Puścili Mladicia na grób córki


W licznej asyście uzbrojonych policjantów Ratko Mladić odwiedził grób swojej córki Any na cmentarzu w Belgradzie. O możliwość udania się na cmentarz podejrzany o zbrodnie wojenne generał poprosił władze tuż po aresztowaniu.

Córka Mladicia popełniła samobójstwo w 1994 roku w wieku 23 lat. Ana Mladić popełniła samobójstwo, używając pistoletu ojca. Media informowały wówczas, że kobieta zabiła się, ponieważ cierpiała na depresję w związku z działaniami ojca w czasie wojny. Ratko Mladić zawsze utrzymywał, że córka zginęła z rąk jego ówczesnych wrogów.

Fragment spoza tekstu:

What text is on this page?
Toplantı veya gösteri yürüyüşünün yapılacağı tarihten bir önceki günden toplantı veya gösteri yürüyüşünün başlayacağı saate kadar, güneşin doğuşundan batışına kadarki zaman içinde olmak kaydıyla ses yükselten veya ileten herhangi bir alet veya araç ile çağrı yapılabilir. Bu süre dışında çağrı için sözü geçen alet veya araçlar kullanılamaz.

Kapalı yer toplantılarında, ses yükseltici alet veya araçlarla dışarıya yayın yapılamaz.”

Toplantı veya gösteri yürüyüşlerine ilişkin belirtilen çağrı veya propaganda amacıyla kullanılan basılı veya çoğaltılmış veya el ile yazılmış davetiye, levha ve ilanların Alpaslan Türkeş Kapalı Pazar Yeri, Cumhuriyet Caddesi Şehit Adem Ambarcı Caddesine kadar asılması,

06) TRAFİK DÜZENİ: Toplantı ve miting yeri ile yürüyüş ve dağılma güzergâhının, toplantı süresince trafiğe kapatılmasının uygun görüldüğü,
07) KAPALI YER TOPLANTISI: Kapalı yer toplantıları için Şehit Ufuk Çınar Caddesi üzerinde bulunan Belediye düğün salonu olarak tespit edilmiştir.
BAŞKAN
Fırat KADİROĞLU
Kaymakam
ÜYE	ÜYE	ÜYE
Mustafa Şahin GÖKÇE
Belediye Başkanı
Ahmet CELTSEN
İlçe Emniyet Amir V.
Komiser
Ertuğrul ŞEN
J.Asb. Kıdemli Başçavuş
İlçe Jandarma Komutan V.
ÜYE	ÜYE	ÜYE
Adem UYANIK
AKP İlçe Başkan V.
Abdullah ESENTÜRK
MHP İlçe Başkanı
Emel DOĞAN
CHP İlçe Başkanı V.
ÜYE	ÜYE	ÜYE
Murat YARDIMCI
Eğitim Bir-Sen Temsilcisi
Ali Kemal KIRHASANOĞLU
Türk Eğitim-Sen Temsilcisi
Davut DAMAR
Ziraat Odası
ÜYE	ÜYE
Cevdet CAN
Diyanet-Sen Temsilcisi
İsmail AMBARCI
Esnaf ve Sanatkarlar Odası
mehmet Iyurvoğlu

Po krótkiej wizycie na cmentarzu Mladić został z powrotem odwieziony do celi w areszcie specjalnego serbskiego sądu ds. zbrodni wojennych w Belgradzie. Przebywa tam od czwartku, kiedy został aresztowany.

Ostatnie życzenie

Mladić bardzo chciał odwiedzić grób córki przed spodziewaną ekstradycją do Hagi. Serbskie władze od aresztowania Mladicia w czwartek zapewniają, że chcą jak najszybciej wydać go Międzynarodowemu Trybunałowi Karnemu ds. zbrodni w b. Jugosławii.

Procedura się jednak opóźnia. W poniedziałek adwokat Mladicia, Milosz Szaljić, złożył odwołanie od piątkowej decyzji belgradzkiego sądu w sprawie przekazania jego klienta trybunałowi w Hadze. Odwołanie rozpatrywać będzie trzech sędziów, którzy mają maksymalnie trzy dni na wydanie werdyktu.

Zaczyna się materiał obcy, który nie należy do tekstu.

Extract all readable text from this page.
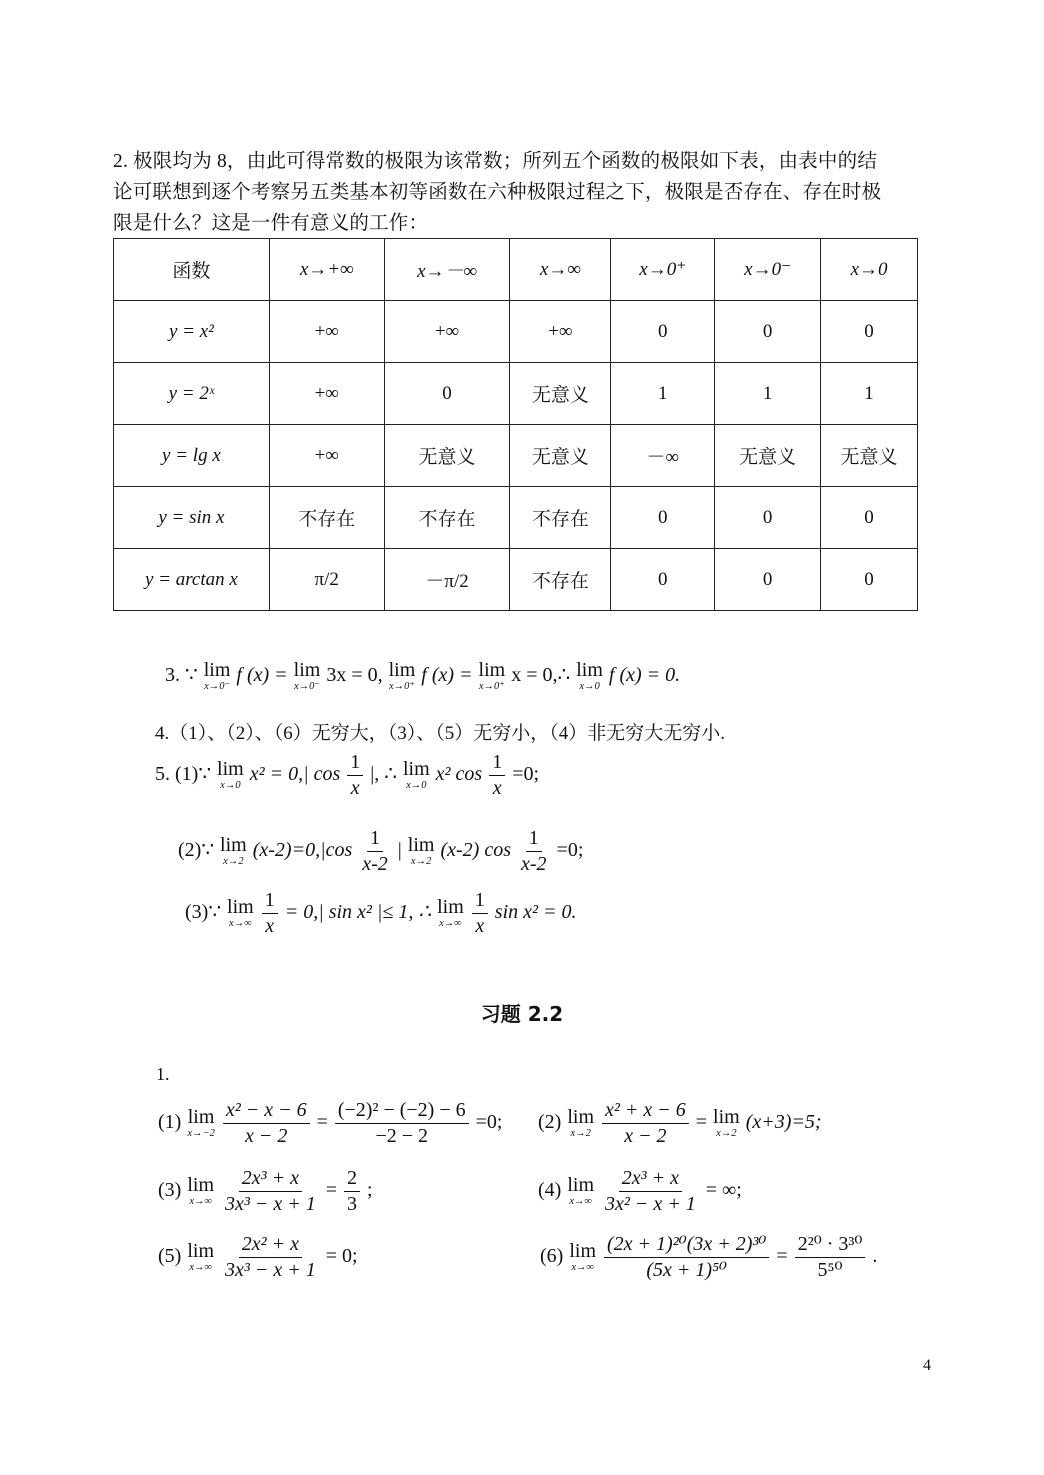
2. 极限均为 8，由此可得常数的极限为该常数；所列五个函数的极限如下表，由表中的结
论可联想到逐个考察另五类基本初等函数在六种极限过程之下，极限是否存在、存在时极
限是什么？这是一件有意义的工作：
函数	x→+∞	x→－∞	x→∞	x→0⁺	x→0⁻	x→0
y = x²	+∞	+∞	+∞	0	0	0
y = 2ˣ	+∞	0	无意义	1	1	1
y = lg x	+∞	无意义	无意义	－∞	无意义	无意义
y = sin x	不存在	不存在	不存在	0	0	0
y = arctan x	π/2	－π/2	不存在	0	0	0
3. ∵ lim
x→0⁻
f (x) = lim
x→0⁻
3x = 0, lim
x→0⁺
f (x) = lim
x→0⁺
x = 0,∴ lim
x→0
f (x) = 0.
4.（1）、（2）、（6）无穷大，（3）、（5）无穷小，（4）非无穷大无穷小.
5. (1)∵ lim
x→0
x² = 0,| $\cos \frac{1}{x}$ |, ∴ lim
x→0
x² $\cos \frac{1}{x} =0$;
(2)∵ lim
x→2
$(x-2)=0,|\cos \frac{1}{x-2}$ | lim
x→2
(x-2) $\cos \frac{1}{x-2} =0$;
(3)∵ lim
x→∞
$\frac{1}{x} = 0,|$ sin x² |≤ 1, ∴ lim
x→∞
$\frac{1}{x}$ sin x² = 0.
习题 2.2
1.
(1) lim
x→−2
$\frac{\text{x² − x − 6}}{x - 2} = \frac{\text{(−2)² − (−2) − 6}}{-2 - 2} =0$; (2) lim
x→2
$\frac{\text{x² + x − 6}}{x - 2} = \lim$
x→2
(x+3)=5;
(3) lim
x→∞
$\frac{\text{2x³ + x}}{\text{3x³ − x + 1}} = \frac{2}{3}$ ;	(4) lim
x→∞
$\frac{\text{2x³ + x}}{\text{3x² − x + 1}}$ = ∞;
(5) lim
x→∞
$\frac{\text{2x² + x}}{\text{3x³ − x + 1}} = 0$;	(6) lim
x→∞
$\frac{\text{(2x + 1)²⁰(3x + 2)³⁰}}{\text{(5x + 1)⁵⁰}} = \frac{\text{2²⁰ · 3³⁰}}{\text{5⁵⁰}}$ .
4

Jak poinformował we wtorek anonimowo przedstawiciel serbskiego wymiaru sprawiedliwości, Serbia może odesłać Mladicia do Hagi "w ciągu 24 godzin, jak tylko apelacja dotrze do sądu, co ma nastąpić dzisiaj (we wtorek)". Jeśli apelacja zostanie odrzucona, serbskie ministerstwo sprawiedliwości wyda nakaz przekazania generała do oenzetowskiego trybunału ds. zbrodni wojennych w dawnej Jugosławii.

Trudna historia

Były dowódca sił Serbów bośniackich, poszukiwany za zbrodnie wojenne w czasie konfliktu w Bośni i Hercegowinie (1992-1995), jest oskarżony m.in. o masakrę ok. 8 tysięcy Muzułmanów w lipcu 1995 roku w Srebrenicy.